簡易檢索 / 詳目顯示

研究生: 吳銘揚
Ming-Yang Wu
論文名稱: 多模式查詢之人體動作擷取系統
HUMOR : a HUman MOtion Retrieval system with multi-modal queries
指導教授: 楊熙年
Shi-Nine Yang
口試委員:
學位類別: 碩士
Master
系所名稱: 電機資訊學院 - 資訊工程學系
Computer Science
論文出版年: 2004
畢業學年度: 92
語文別: 英文
論文頁數: 68
中文關鍵詞: 內容擷取人體動作多模式
外文關鍵詞: content-based retrieval, human motion, multi-modal
相關次數: 點閱:2下載:0
分享至:
查詢本校圖書館目錄 查詢臺灣博碩士論文知識加值系統 勘誤回報
  • 在這篇論文中,我們展示了一套多模式互動之人體動作擷取系統。這套系統除了提供多種方便的互動式界面以外,並能快速而有效地幫助使用者擷取出需要的人體動作。在界面上,我們設計了四種符合使用者直覺而且操作簡單方便的輸入界面,如關鍵字、關鍵姿勢、照片、範例動作片段,來讓使用者作查詢。使用者可以從資料庫或查詢結果中挑選出一段動作來當做範例進行查詢;也可輸入關鍵字找出已經註解過的動作片段進行查詢;若對動作姿勢有概念,可從資料庫中挑選出並或是由平面照片來產生想要擷取的動作之超始和終止人體立體姿勢,並可對其調整出更符合的人體姿勢來進行查詢。之後,使用者可以透過兩種不同的輸出界面,如動畫、動作影像,來觀看查詢結果。在擷取方法上,我們針對人體動作特徵設計了索引與比對機制。首先,我們對人體姿勢擷取出對平移、縮放和旋轉均不受影響的仿射不變參數(affine invariant),並利用了一種能保有叢集中心點原有拓撲性的自我組織網路(self-organizing map),來產生索引映射圖。為了避免在高維空間搜尋時,會產生時間過長的問題,我們將全身的高維參數換成了各肢幹二維參數的直和。其次對於使用者所給予的起始及終止姿勢,我們將其轉換為對應的索引值然後在索引映射圖上找出此兩位置間可能的動作片段,再利用動態時間校正法(dynamic time warping)來做相似度的計算。最後我們以實驗結果顯示多重使用者互動式介面的有用性以及動作擷取方法的有效性。

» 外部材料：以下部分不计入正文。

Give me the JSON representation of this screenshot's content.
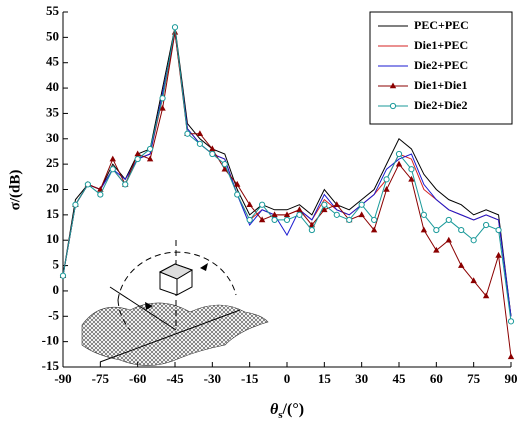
{
  "chart_data": {
    "type": "line",
    "y_label": "σ/(dB)",
    "x_label": {
      "symbol": "θ",
      "subscript": "s",
      "unit": "/(°)"
    },
    "x": [
      -90,
      -85,
      -80,
      -75,
      -70,
      -65,
      -60,
      -55,
      -50,
      -45,
      -40,
      -35,
      -30,
      -25,
      -20,
      -15,
      -10,
      -5,
      0,
      5,
      10,
      15,
      20,
      25,
      30,
      35,
      40,
      45,
      50,
      55,
      60,
      65,
      70,
      75,
      80,
      85,
      90
    ],
    "xlim": [
      -90,
      90
    ],
    "xticks": [
      -90,
      -75,
      -60,
      -45,
      -30,
      -15,
      0,
      15,
      30,
      45,
      60,
      75,
      90
    ],
    "ylim": [
      -15,
      55
    ],
    "yticks": [
      -15,
      -10,
      -5,
      0,
      5,
      10,
      15,
      20,
      25,
      30,
      35,
      40,
      45,
      50,
      55
    ],
    "legend": "upper right",
    "series": [
      {
        "name": "PEC+PEC",
        "color": "#000000",
        "marker": "none",
        "values": [
          3,
          18,
          21,
          20,
          25,
          22,
          27,
          28,
          40,
          52,
          33,
          30,
          28,
          27,
          20,
          15,
          17,
          16,
          16,
          17,
          15,
          20,
          17,
          16,
          18,
          20,
          25,
          30,
          28,
          23,
          20,
          18,
          17,
          15,
          16,
          15,
          -5
        ]
      },
      {
        "name": "Die1+PEC",
        "color": "#d42020",
        "marker": "none",
        "values": [
          3,
          17,
          21,
          20,
          24,
          21,
          26,
          27,
          38,
          51,
          32,
          29,
          27,
          26,
          19,
          14,
          16,
          15,
          15,
          16,
          14,
          18,
          16,
          15,
          17,
          19,
          22,
          27,
          26,
          20,
          18,
          16,
          15,
          14,
          15,
          14,
          -5
        ]
      },
      {
        "name": "Die2+PEC",
        "color": "#1a1ad0",
        "marker": "none",
        "values": [
          3,
          17,
          21,
          20,
          24,
          22,
          26,
          27,
          39,
          51,
          32,
          29,
          27,
          26,
          19,
          13,
          16,
          15,
          11,
          16,
          14,
          19,
          16,
          15,
          17,
          19,
          24,
          26,
          27,
          21,
          18,
          16,
          15,
          14,
          15,
          14,
          -5
        ]
      },
      {
        "name": "Die1+Die1",
        "color": "#8b0000",
        "marker": "triangle",
        "values": [
          3,
          17,
          21,
          20,
          26,
          21,
          27,
          26,
          36,
          51,
          31,
          31,
          28,
          24,
          21,
          17,
          14,
          15,
          15,
          16,
          13,
          16,
          17,
          14,
          15,
          12,
          20,
          25,
          22,
          12,
          8,
          10,
          5,
          2,
          -1,
          7,
          -13
        ]
      },
      {
        "name": "Die2+Die2",
        "color": "#1a9a9a",
        "marker": "circle",
        "values": [
          3,
          17,
          21,
          19,
          24,
          21,
          26,
          28,
          38,
          52,
          31,
          29,
          27,
          25,
          19,
          14,
          17,
          14,
          14,
          15,
          12,
          17,
          15,
          14,
          17,
          14,
          22,
          27,
          24,
          15,
          12,
          14,
          12,
          10,
          13,
          12,
          -6
        ]
      }
    ]
  }
}
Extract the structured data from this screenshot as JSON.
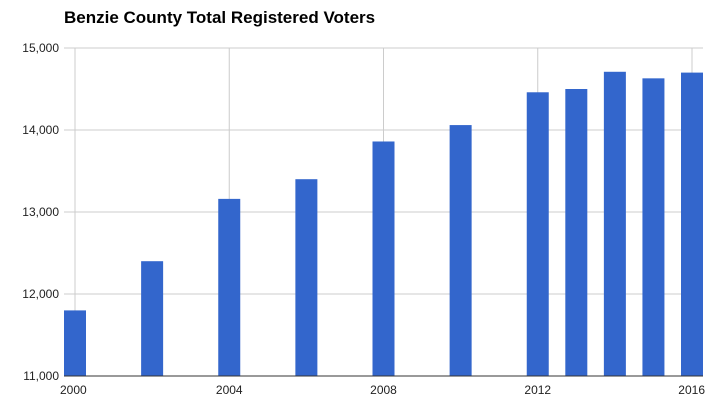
{
  "chart_data": {
    "type": "bar",
    "title": "Benzie County Total Registered Voters",
    "xlabel": "",
    "ylabel": "",
    "x": [
      2000,
      2002,
      2004,
      2006,
      2008,
      2010,
      2012,
      2013,
      2014,
      2015,
      2016
    ],
    "values": [
      11800,
      12400,
      13160,
      13400,
      13860,
      14060,
      14460,
      14500,
      14710,
      14630,
      14700
    ],
    "xlim": [
      2000,
      2016
    ],
    "ylim": [
      11000,
      15000
    ],
    "x_ticks": [
      "2000",
      "2004",
      "2008",
      "2012",
      "2016"
    ],
    "y_ticks": [
      "11,000",
      "12,000",
      "13,000",
      "14,000",
      "15,000"
    ],
    "grid": true,
    "legend": "none",
    "colors": {
      "bar": "#3366cc",
      "grid": "#cccccc",
      "baseline": "#333333"
    }
  }
}
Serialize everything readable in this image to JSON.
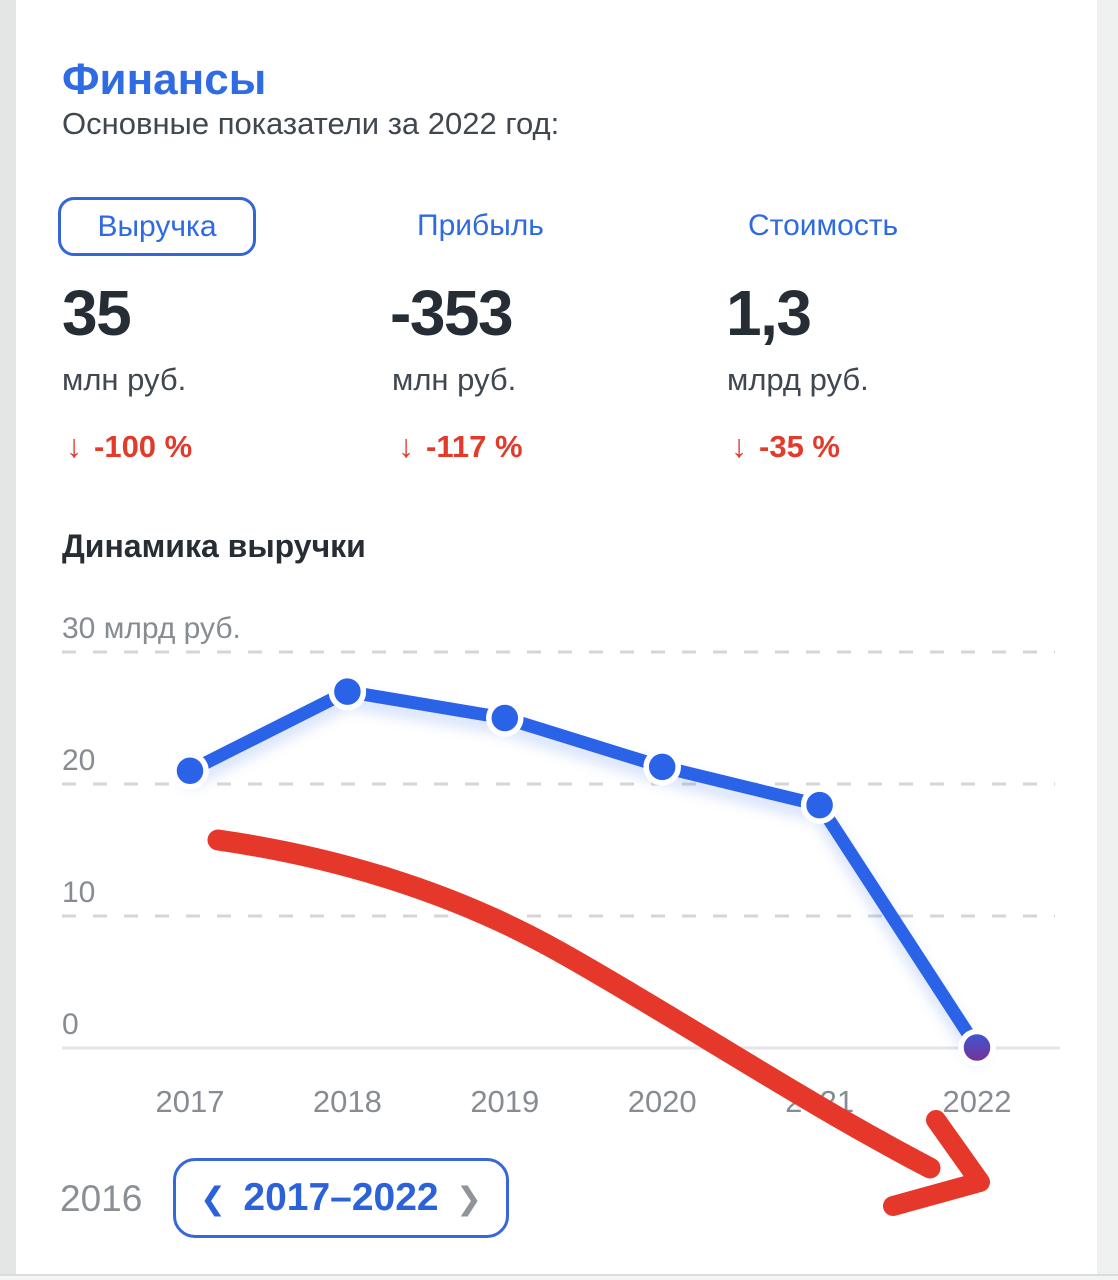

    In this thesis, a content-based HUman MOtion Retrieval system, HUMOR, is presented. HUMOR provides multiple convenient and intuitive interfaces for interaction, together with effective indexing and matching algorithms for retrieval. In HUMOR, users can choose convenient input modes, including text, stickman, images, and motion clips, to specify their queries. Later, they can observe retrieval results via graphics images or animation video. Besides, a novel retrieval approach, including indexing and matching, is devised to facilitate the search for human motion. In indexing, we introduce an affine invariant posture representation and propose a SOM-based index map according to the distribution of the raw data. To avoid the curse of dimensionality, the high-dimension feature space of the whole body is decomposed into the direct sum of low-dimension feature spaces of skeletal segments. In matching, the start frame and the end frame of the user query, are used to find candidate clips from the given motion collection. Then the similarity between the user query and each candidate clip are computed by using a dynamic time warping algorithm. The usability of the multi-modal user interface and the effectiveness of proposed retrieval approach are demonstrated.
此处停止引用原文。